While faster growth has lifted income levels, the spread of cheer has been uneven says Rajesh Shukla of the National Council of Applied Economic Research. Comparing NCAER’s data over the ten-year period to 2004-05, Shukla says inequality has widened in rural and urban India, a finding that Prof Bhagwati disputes. The Gini coefficient that Shukla relies on is not as fine a measure as (Dutch economist Henri) Theil’s index. By this gauge, a study by Pravin Krishna (of Johns Hopkins University) to be unveiled in March finds that inequality, while rising initially after the 1991 reforms, has fallen by 2004 to 1988 levels. “So a straight rise in inequality cannot be asserted,” says Prof Bhagwati.

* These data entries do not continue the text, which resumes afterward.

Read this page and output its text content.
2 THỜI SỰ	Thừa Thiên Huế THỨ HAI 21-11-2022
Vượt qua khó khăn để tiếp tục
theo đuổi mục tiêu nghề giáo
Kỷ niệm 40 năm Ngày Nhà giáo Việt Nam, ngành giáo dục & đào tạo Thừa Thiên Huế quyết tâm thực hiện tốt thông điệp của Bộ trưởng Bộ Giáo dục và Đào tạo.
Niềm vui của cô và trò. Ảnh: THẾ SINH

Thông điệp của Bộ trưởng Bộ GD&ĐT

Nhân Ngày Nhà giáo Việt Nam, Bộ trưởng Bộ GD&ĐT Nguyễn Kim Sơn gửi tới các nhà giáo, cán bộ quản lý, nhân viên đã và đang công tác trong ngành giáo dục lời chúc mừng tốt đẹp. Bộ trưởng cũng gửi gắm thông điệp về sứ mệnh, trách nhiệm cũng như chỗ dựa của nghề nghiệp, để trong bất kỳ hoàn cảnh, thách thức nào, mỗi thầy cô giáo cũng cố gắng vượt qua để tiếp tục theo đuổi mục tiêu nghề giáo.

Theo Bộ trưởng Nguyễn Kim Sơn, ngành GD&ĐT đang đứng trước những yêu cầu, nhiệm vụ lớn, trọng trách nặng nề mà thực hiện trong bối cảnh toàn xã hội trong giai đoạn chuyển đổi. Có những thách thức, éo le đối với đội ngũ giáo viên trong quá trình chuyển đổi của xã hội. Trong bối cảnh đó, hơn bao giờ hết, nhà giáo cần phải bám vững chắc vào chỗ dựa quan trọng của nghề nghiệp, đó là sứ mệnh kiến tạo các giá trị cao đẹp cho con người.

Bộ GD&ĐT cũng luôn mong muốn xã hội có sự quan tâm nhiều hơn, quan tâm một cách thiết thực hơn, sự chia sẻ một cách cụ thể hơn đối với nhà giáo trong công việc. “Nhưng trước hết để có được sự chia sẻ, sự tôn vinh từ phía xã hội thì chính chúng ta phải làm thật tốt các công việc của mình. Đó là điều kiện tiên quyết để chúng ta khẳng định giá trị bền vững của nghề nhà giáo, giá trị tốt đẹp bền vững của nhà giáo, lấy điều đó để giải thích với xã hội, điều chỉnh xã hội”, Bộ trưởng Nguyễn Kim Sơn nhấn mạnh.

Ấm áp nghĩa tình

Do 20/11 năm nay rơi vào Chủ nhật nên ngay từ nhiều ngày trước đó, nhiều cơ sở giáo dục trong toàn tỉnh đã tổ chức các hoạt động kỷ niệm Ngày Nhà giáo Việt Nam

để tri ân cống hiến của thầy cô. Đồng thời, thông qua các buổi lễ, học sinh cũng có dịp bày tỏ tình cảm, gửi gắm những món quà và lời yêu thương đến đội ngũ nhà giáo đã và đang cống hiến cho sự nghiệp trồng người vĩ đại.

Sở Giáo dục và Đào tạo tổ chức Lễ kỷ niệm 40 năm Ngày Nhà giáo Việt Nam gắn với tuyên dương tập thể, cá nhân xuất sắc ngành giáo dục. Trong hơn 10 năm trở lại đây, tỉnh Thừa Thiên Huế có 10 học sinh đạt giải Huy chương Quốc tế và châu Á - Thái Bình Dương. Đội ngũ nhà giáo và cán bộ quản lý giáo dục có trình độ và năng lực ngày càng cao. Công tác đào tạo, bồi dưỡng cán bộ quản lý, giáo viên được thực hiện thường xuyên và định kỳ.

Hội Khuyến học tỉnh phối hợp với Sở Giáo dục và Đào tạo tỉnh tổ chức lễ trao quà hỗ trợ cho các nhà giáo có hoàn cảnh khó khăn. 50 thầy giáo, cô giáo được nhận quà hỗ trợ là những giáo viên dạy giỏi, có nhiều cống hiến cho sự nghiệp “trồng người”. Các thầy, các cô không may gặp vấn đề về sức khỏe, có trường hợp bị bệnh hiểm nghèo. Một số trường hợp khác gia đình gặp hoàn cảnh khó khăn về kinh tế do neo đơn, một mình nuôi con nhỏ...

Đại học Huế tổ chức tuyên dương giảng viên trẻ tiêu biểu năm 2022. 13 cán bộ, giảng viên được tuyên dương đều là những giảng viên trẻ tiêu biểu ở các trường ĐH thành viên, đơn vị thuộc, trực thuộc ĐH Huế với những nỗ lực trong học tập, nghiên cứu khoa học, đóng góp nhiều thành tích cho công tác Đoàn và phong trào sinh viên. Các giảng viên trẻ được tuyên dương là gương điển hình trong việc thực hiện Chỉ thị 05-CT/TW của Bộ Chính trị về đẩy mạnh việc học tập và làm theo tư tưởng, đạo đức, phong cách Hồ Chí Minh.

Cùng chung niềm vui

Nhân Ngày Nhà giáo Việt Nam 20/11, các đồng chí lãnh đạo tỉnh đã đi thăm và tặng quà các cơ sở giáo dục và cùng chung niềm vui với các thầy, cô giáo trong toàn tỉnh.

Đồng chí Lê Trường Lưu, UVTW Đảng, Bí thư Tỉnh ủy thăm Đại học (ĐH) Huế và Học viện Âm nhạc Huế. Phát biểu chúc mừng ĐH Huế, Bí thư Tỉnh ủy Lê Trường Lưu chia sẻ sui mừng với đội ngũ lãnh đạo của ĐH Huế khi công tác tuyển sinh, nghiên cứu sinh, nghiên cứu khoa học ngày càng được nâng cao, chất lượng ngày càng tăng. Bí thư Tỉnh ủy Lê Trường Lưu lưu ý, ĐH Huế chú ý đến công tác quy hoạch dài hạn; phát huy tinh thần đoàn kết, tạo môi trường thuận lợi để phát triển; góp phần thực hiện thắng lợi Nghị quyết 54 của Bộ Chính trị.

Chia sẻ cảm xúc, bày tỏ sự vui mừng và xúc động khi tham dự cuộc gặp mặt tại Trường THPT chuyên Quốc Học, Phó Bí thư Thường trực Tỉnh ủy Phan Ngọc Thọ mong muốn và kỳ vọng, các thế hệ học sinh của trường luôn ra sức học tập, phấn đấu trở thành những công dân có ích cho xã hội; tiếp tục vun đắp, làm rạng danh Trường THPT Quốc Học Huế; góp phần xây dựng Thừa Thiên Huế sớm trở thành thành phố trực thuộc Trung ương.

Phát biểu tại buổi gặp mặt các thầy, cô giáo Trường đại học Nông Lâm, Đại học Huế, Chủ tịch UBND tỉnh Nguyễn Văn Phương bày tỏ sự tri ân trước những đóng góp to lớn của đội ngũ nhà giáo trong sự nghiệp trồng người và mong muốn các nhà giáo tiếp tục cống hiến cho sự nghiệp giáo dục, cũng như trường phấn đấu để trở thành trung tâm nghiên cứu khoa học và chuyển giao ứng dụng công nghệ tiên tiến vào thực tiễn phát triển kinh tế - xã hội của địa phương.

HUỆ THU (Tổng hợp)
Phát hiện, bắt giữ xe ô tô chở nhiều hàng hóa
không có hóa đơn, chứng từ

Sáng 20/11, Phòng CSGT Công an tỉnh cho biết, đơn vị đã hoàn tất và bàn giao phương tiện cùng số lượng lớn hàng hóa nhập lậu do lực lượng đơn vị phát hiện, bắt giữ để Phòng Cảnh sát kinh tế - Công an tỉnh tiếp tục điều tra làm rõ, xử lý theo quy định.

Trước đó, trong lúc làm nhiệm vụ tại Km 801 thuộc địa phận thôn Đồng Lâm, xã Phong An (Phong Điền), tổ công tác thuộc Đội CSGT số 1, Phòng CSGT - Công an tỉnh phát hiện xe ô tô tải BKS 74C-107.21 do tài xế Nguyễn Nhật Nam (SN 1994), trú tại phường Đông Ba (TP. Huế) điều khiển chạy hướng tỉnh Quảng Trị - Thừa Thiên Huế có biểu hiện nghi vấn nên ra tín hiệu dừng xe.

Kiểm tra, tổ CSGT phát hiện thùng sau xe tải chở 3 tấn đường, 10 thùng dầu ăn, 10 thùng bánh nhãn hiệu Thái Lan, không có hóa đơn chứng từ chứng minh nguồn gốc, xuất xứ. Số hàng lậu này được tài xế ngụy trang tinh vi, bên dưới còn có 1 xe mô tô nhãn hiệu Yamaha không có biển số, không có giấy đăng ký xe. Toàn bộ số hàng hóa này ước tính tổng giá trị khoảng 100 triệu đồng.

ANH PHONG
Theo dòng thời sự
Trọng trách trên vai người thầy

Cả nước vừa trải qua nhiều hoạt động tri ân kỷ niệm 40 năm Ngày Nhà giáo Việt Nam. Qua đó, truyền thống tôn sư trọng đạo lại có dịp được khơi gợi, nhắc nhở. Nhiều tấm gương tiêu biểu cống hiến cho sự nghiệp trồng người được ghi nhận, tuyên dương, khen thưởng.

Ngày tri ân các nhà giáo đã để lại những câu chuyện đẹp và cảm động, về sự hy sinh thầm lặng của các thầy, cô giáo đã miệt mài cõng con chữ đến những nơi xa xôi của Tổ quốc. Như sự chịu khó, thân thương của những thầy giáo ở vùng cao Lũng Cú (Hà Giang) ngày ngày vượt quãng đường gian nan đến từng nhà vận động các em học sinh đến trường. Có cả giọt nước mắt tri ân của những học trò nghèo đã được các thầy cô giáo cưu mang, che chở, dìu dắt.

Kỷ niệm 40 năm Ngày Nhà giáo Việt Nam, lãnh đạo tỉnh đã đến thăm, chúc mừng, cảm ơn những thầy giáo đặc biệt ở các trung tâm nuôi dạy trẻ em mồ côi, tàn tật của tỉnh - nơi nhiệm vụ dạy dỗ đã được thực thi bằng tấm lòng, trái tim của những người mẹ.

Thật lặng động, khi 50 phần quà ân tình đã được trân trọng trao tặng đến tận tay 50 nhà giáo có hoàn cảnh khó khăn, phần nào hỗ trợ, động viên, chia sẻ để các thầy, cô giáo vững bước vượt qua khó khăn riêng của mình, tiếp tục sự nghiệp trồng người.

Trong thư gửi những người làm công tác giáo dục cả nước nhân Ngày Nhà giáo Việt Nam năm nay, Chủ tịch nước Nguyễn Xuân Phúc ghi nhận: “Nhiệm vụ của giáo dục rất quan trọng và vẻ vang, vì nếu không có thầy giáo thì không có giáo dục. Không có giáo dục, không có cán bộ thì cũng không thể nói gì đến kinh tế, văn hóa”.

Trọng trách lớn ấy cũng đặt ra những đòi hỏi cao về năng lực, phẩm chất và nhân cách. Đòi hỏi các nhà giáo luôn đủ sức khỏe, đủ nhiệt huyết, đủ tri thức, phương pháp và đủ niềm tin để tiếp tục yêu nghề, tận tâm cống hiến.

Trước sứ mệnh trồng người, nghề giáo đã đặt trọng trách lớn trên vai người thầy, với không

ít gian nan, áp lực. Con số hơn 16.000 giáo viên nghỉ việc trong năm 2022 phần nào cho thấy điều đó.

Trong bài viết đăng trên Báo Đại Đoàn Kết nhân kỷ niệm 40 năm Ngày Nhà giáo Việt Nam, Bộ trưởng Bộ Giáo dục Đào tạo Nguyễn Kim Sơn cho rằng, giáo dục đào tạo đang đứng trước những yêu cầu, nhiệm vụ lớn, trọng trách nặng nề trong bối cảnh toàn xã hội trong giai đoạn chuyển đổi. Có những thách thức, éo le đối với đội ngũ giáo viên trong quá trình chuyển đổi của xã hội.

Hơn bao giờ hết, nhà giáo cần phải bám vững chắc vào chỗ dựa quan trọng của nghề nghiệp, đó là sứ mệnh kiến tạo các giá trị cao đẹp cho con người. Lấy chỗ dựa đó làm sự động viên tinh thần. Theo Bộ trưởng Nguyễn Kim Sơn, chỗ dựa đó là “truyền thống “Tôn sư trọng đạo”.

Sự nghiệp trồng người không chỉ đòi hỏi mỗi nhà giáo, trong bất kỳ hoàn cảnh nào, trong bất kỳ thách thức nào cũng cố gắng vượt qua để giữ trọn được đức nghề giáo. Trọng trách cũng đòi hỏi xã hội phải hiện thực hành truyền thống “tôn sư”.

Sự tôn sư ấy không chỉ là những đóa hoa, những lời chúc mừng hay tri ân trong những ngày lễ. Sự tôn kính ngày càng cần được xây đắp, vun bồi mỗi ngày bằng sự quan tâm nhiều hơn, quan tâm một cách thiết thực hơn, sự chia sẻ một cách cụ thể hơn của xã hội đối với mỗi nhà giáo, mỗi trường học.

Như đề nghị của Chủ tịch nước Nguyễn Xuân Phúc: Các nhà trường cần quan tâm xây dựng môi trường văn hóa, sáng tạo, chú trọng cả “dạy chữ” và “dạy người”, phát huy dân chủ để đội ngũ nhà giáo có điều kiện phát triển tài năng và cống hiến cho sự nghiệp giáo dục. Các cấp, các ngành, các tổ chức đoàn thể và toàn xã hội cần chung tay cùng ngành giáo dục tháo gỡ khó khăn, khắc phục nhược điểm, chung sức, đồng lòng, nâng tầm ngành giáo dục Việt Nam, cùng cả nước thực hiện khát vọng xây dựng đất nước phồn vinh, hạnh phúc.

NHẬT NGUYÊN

Of course it would be naive to assume that the state’s enhanced capacity for welfare will necessarily result in it. TCA Srinivas Raghavan, a journalist with Hindu Business Line, sees an impediment in the lack of administrative reforms. For this lack of accountability he blames a colonial law imported wholesale by independent India that virtually insures civil servants against dismissal. “So the work that a government employee does really depends on his goodwill.” Prof Bhagwati agrees that setting up schools and clinics within walking distance requires greater, not less, state involvement. Persuading teachers and doctors to earn their pay requires better governance.

When Professor Sen suggested that the government shed its obsession with growth rates he was telling it to address the governance deficit that denies the poor and the underprivileged the welfare benefits that higher growth makes possible. That does not seem like such a stupid thing.